The Manassas (originally the Enoch Train) after conversion for the war, was 143 feet in length, 33 feet a beam, and drew 16 and a half feet of water, while weighing in at 387 tons. It was completed in August of 1861. First Lieutenant Alexander F. Warley was her commander. The Merrimac, a burned out hull of a Federal ship was converted and repaired and commissioned the Virginia. She was launched on Monday, February 17, 1862. The launch proved to be very anticlimatic, only 2 officers were present and they, preferring the safety of dry land, stood on the granite walls of the dry dock. As she slowly began to rise off the stocks and slide toward the river, only 5 Confederate marines stood nervously on board. She did not sink, and later in the day she was officially commissioned the CSS Virginia. Her size, dictated by the hull of the Merrimac, made her one of the largest ironclads the Confederacy would ever put into commission. She was 262 feet, 9 inches long, 38 feet wide and weighed 3,200 tons, with a draft of 22 feet. When fully loaded her maximum speed would prove to be about nine knots. She had 6, 9 inch Dahlgren smoothbores, two newly designed 6.4 inch Brooke rifles, and two new 7 inch Brooke rifles which would be used in the forward and aft pivot positions, the other guns being used broadside.

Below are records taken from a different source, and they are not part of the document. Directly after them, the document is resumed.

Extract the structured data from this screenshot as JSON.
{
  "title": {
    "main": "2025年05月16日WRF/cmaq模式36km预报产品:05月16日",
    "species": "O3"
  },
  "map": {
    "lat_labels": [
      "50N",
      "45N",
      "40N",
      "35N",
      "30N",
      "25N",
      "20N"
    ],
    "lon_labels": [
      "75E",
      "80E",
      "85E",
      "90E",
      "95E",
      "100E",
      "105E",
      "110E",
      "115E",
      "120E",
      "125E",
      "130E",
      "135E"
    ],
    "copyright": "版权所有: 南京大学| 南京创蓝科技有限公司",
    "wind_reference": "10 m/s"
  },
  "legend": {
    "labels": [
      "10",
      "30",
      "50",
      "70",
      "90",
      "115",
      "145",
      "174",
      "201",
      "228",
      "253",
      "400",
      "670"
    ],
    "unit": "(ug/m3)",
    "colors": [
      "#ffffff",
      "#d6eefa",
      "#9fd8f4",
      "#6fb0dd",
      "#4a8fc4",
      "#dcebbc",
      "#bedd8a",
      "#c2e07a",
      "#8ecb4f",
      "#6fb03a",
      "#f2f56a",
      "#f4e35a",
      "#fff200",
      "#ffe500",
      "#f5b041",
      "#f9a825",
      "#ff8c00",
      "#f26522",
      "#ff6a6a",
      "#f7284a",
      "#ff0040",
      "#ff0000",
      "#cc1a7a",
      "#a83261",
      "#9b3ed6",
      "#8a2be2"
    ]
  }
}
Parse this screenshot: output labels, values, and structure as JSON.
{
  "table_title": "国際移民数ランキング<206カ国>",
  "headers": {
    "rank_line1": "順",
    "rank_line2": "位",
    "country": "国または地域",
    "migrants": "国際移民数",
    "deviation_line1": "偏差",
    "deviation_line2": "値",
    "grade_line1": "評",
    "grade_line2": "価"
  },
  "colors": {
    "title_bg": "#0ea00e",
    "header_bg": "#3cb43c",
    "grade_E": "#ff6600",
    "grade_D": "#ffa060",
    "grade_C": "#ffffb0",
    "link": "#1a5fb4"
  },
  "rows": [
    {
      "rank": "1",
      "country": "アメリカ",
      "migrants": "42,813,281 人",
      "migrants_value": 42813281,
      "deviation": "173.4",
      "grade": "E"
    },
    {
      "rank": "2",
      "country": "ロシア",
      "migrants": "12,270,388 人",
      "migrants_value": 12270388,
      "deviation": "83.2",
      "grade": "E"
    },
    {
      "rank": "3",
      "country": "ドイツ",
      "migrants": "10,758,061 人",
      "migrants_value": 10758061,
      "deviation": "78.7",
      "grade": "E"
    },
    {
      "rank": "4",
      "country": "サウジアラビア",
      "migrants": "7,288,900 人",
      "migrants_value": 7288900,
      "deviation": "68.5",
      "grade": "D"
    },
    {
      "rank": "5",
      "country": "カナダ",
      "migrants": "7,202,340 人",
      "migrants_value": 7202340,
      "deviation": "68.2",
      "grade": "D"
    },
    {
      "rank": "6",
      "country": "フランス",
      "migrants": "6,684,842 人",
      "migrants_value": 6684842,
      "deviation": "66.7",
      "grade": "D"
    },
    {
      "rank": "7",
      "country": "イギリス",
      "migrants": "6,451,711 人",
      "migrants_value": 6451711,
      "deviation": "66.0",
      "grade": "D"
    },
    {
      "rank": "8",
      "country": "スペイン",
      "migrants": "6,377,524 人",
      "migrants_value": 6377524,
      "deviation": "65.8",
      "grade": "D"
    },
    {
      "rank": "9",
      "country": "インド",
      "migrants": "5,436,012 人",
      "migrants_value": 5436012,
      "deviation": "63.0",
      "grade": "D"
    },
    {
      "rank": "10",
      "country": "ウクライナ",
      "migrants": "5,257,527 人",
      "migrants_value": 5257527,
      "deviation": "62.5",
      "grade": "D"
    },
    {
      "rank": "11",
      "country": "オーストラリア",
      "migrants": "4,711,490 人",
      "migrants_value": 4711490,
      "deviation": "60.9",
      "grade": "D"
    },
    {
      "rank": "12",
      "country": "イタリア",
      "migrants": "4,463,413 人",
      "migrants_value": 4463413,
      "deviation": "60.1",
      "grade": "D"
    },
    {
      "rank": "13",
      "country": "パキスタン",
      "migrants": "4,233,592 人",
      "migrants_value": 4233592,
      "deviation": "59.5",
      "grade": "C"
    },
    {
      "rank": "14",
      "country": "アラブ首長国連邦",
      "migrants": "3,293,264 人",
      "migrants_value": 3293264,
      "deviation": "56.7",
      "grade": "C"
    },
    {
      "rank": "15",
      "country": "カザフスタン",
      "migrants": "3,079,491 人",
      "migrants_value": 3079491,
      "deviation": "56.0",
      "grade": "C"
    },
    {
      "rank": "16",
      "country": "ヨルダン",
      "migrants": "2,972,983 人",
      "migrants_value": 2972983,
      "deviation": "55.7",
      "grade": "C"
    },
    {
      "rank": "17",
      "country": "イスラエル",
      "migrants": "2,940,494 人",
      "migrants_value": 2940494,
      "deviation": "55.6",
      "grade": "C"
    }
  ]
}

At the beginning of the Southern people's struggle to defend themselves against invasion and gain their independence, it was painfully evident that the country would never be able to produce the materials necessary to maintain large armies in the field. While the Confederate government did work miracles in arming, clothing, and feeding its armies, it nevertheless depended heavily on those low, sleek, gray hulled vessels that slipped into Southern harbors almost every night to unload their cargo. Confederate records alone show that 60% of the arms carried by her troops in the field were imported. In spite of the ever-tightening Federal blockade, the probability of a runner getting through to a Confederate port was very good. It has been documented that over 300 steamers tested the Union blockade during the war, and of the 1,300 attempts made, 1,000 were successful. The Nassau and the Giraffe, (later commissioned the Robert E. Lee), are just two examples of government-operated runners, which were commanded by regular naval officers.
The Nassau, built in New York in 1851, was a small wooden, sidewheeler with very powerful engines. She was 518-ton steamer, 177 feet long and 27 feet in beam. Lieutenant John Newland Maffitt arrived to take command in April of 1862.
The Giraffe was a sidewheel packet that was only two years old. Her graceful iron hull was 258 feet long, and she was reputed to be very fast, though she would later prove that 13.5 knots was the best she could do. First Lieutenant John Wilkinson would become one of the Confederacy's most famous blockade- runner captains. In late 1862, the Giraffe was formally commissioned as the Robert E. Lee and now flew the flag of the Confederate States of America.
Blockade running during the war was the "lifeline of the Confederacy". Because of dedicated men like, Maffitt, Wilkinson, and many others, along with the sleek, fast steamers they guided. the Southern armies were never without the means to fight. By the end of the conflict, blockade runners had supplied almost everything for the struggling Confederacy except what it needed most--Manpower.
The Confederate navy commissioned and put to sea eight cruisers during the war, whose purpose was to hunt down and destroy Northern-owned merchant ships and their cargoes. The most renowned of these were three ships built in England: the Florida, the Shenandoah, and the Alabama. Of these three, the cruise of the CSS Alabama was by far the most successful and damaging to the Federal economy. The Alabama was the largest cruiser ever built for the Confederacy. Her hull was 220 feet long and copper clad below the water line. Weighing in at 1,040 tons, she had two horizontal engines, each rated at 300 horsepower, developed a total of 1,000 horsepower during trail runs.
The fearsome Confederate ironclad ram Arkansas dueled the Federal gunboat Carondelet at the mouth of the Yazoo River in July, 1862. Northern courage and Southern ingenuity produced a drawn battle. The ram could not be damaged by shells, and the Federal boat, when shot through by cannon fire, drew alongside the Arkansas and sent a boarding party onto the decks of the ram. Once there, the daring Yankees were at a loss -- for the ram's crew merely retired below decks, slammed the iron hatches after them, and left no one to fight. A stalemate resulted.